Mieczysław-Jerzy Bekker, mechanical engineer, was born 1905 at Strzyżów-nad-Bugiem, near Hrubieszów. He studied at the Warsaw University of Technology and was employed, since 1931, as an academic teacher with the Warsaw-based Institute for Engineering Research.
In 1939, he evacuated himself from Poland to France, ending up in Canada. The war over, he continued his scientific and research work in the United States, a.o. in Detroit, and at technological universities of New Jersey, Washington D.C. and Michigan, inter alia.
Somewhat later on, he was employed with a laboratory at Santa Barbara, California, becoming part of the U.S. space research programme. His greatest success as part of his cooperation with the National Aeronautics and Space Administration (NASA) was a contribution to construction of a wheeled Lunar Roving Vehicle.

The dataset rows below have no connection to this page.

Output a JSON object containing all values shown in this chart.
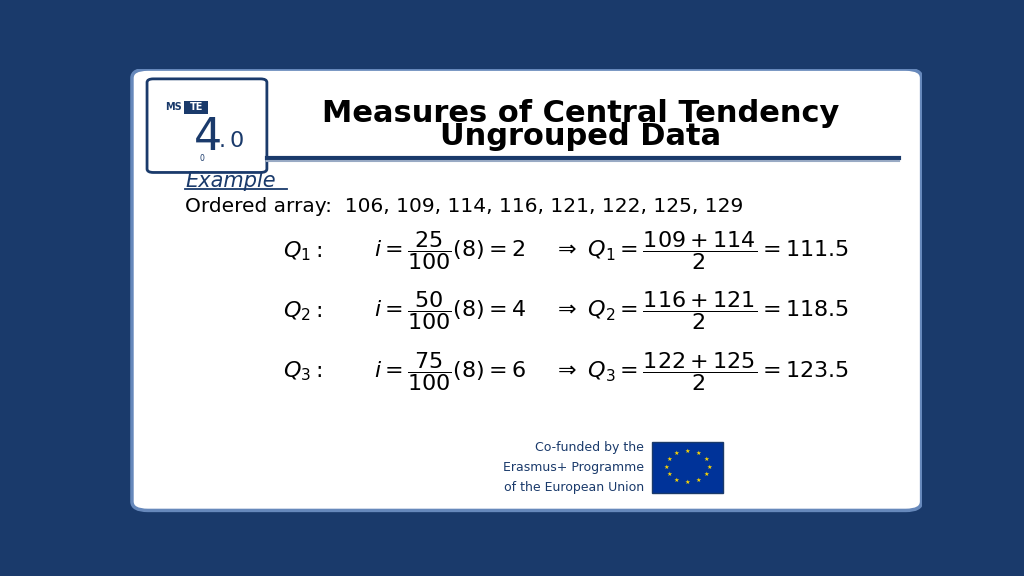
{
  "title_line1": "Measures of Central Tendency",
  "title_line2": "Ungrouped Data",
  "title_color": "#000000",
  "title_fontsize": 22,
  "bg_outer": "#1a3a6b",
  "bg_inner": "#ffffff",
  "example_label": "Example",
  "ordered_array_text": "Ordered array:  106, 109, 114, 116, 121, 122, 125, 129",
  "formula_color": "#000000",
  "formula_fontsize": 18,
  "header_line_color": "#1a3a6b",
  "erasmus_text": "Co-funded by the\nErasmus+ Programme\nof the European Union",
  "erasmus_color": "#1a3a6b",
  "erasmus_fontsize": 9
}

The vehicle was made at the General Motors research institute and was first tested in July 1971, as part of the Apollo 15 mission to the Moon; while on the Moon’s surface, it was driven by the astronauts David Scott and James Irvin. The vehicle was thereafter used twice on the Moon – in April and December 1972 (the Apollo 16 and Apollo 17 missions, respectively). Mr. Bekker was twice on a visit to Poland – in1974 and 1979, being hosted in Konin and Poznań, among other places. He was awarded a honorary doctorate by the universities of Munich and Ottawa, among others. He died in 1989 in Santa Barbara, CA.